Quantitative PET studies of the serotonin transporter in MDMA users and controls using [11C]McN5652 and [11C]DASB

Abstract

(+/-)3,4-Methylenedioxymethamphetamine (MDMA, 'Ecstasy') is a widely used illicit drug that produces toxic effects on brain serotonin axons and axon terminals in animals. The results of clinical studies addressing MDMA's serotonin neurotoxic potential in humans have been inconclusive. In the present study, 23 abstinent MDMA users and 19 non-MDMA controls underwent quantitative positron emission tomography (PET) studies using [11C]McN5652 and [11C]DASB, first- and second-generation serotonin transporter (SERT) ligands previously validated in baboons for detecting MDMA-induced brain serotonin neurotoxicity. Global and regional distribution volumes (DVs) and two additional SERT-binding parameters (DV(spec) and DVR) were compared in the two subject populations using parametric statistical analyses. Data from PET studies revealed excellent correlations between the various binding parameters of [11C]McN5652 and [11C]DASB, both in individual brain regions and individual subjects. Global SERT reductions were found in MDMA users with both PET ligands, using all three of the above-mentioned SERT-binding parameters. Preplanned comparisons in 15 regions of interest demonstrated reductions in selected cortical and subcortical structures. Exploratory correlational analyses suggested that SERT measures recover with time, and that loss of the SERT is directly associated with MDMA use intensity.
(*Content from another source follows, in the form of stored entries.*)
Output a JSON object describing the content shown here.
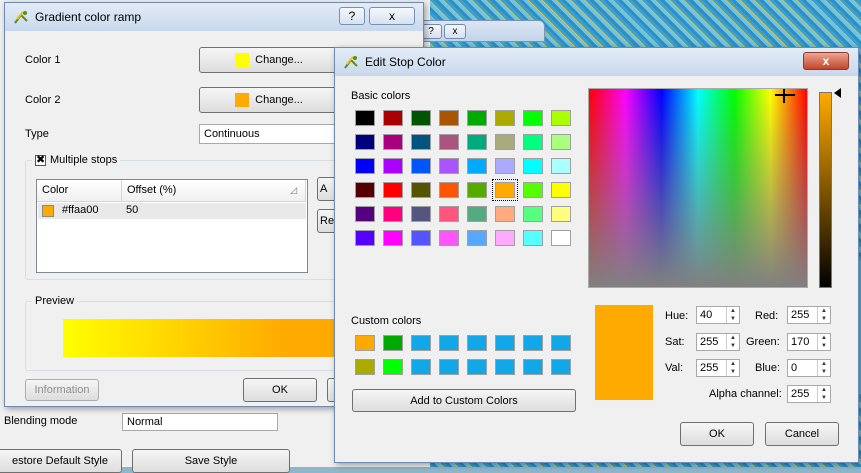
{
  "background": {
    "row_label_1": "Blending mode",
    "row_value_1": "Normal",
    "restore_button": "estore Default Style",
    "save_style_button": "Save Style",
    "titlebar_help": "?",
    "titlebar_close": "x"
  },
  "gradient_dialog": {
    "title": "Gradient color ramp",
    "help_button": "?",
    "close_button": "x",
    "color1_label": "Color 1",
    "color1_button": "Change...",
    "color1_swatch": "#ffff00",
    "color2_label": "Color 2",
    "color2_button": "Change...",
    "color2_swatch": "#ffaa00",
    "type_label": "Type",
    "type_value": "Continuous",
    "multiple_stops_label": "Multiple stops",
    "multiple_stops_checked": true,
    "stops_table": {
      "headers": [
        "Color",
        "Offset (%)"
      ],
      "rows": [
        {
          "color": "#ffaa00",
          "label": "#ffaa00",
          "offset": "50"
        }
      ]
    },
    "add_button_partial": "A",
    "remove_button_partial": "Re",
    "preview_label": "Preview",
    "information_button": "Information",
    "ok_button": "OK"
  },
  "edit_stop_dialog": {
    "title": "Edit Stop Color",
    "close_button": "x",
    "basic_colors_label": "Basic colors",
    "basic_colors": [
      "#000000",
      "#aa0000",
      "#005500",
      "#aa5500",
      "#00aa00",
      "#aaaa00",
      "#00ff00",
      "#aaff00",
      "#00007f",
      "#aa007f",
      "#00557f",
      "#aa557f",
      "#00aa7f",
      "#aaaa7f",
      "#00ff7f",
      "#aaff7f",
      "#0000ff",
      "#aa00ff",
      "#0055ff",
      "#aa55ff",
      "#00aaff",
      "#aaaaff",
      "#00ffff",
      "#aaffff",
      "#550000",
      "#ff0000",
      "#555500",
      "#ff5500",
      "#55aa00",
      "#ffaa00",
      "#55ff00",
      "#ffff00",
      "#55007f",
      "#ff007f",
      "#55557f",
      "#ff557f",
      "#55aa7f",
      "#ffaa7f",
      "#55ff7f",
      "#ffff7f",
      "#5500ff",
      "#ff00ff",
      "#5555ff",
      "#ff55ff",
      "#55aaff",
      "#ffaaff",
      "#55ffff",
      "#ffffff"
    ],
    "selected_basic_index": 29,
    "custom_colors_label": "Custom colors",
    "custom_colors": [
      "#ffaa00",
      "#00aa00",
      "#12a8e8",
      "#12a8e8",
      "#12a8e8",
      "#12a8e8",
      "#12a8e8",
      "#12a8e8",
      "#aaaa00",
      "#00ff00",
      "#12a8e8",
      "#12a8e8",
      "#12a8e8",
      "#12a8e8",
      "#12a8e8",
      "#12a8e8"
    ],
    "add_custom_button": "Add to Custom Colors",
    "current_color": "#ffaa00",
    "hue_label": "Hue:",
    "hue": "40",
    "sat_label": "Sat:",
    "sat": "255",
    "val_label": "Val:",
    "val": "255",
    "red_label": "Red:",
    "red": "255",
    "green_label": "Green:",
    "green": "170",
    "blue_label": "Blue:",
    "blue": "0",
    "alpha_label": "Alpha channel:",
    "alpha": "255",
    "ok_button": "OK",
    "cancel_button": "Cancel"
  }
}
These quantitative PET data, obtained using validated first- and second-generation SERT PET ligands, provide strong evidence of reduced SERT density in some recreational MDMA users.

Figure 1

Correlation between DV [¹¹C]DASB (x-axis) and DV [¹¹C]McN5652 (y-axis) binding in regions of interest in control (open circles) and MDMA subjects (closed circles).

Figure 2

Correlation between DV [¹¹C]DASB (x-axis; ml/ml) and DV [¹¹C]McN5652 (y-axis; ml/ml) binding within individual research subjects (Controls: open circles; MDMA: closed circles).

Figure 3

PET images obtained 75–95 min postinjection of [¹¹C]McN5652 and [¹¹C]DASB in a representative control subject and a representative MDMA subject, demonstrating the reductions in SERT binding in the MDMA subject with both radioligands. PET images are normalized to a common maximum.

Figure 4

Serotonin transporter-binding parameters in MDMA users and controls are shown, as measured by PET with [¹¹C]DASB and [¹¹C]McN5652 using the three binding parameters, DV (ml/ml±SD; top row), DV_spec (ml/ml±SD; middle row), and DVR±SD (bottom row). Levels of significance are designated as follows: # ≤0.05; *<0.01; **<0.001; ***<0.0001. Abbrevations of brain regions are as follows: MB, midbrain; Amyg, amygdala; HPC, hippocampus; TH, thalamus; CD, caudate; Put, putamen; DPFC, dorsolateral prefrontal cortex; OC, occipital cortex; OFC, orbitofrontal cortex; PC, parietal cortex; TC, temporal cortex; ACC, anterior cingulate cortex; PCC, posterior cingulate cortex; Dpons, dorsal pons; Vpons, ventral pons.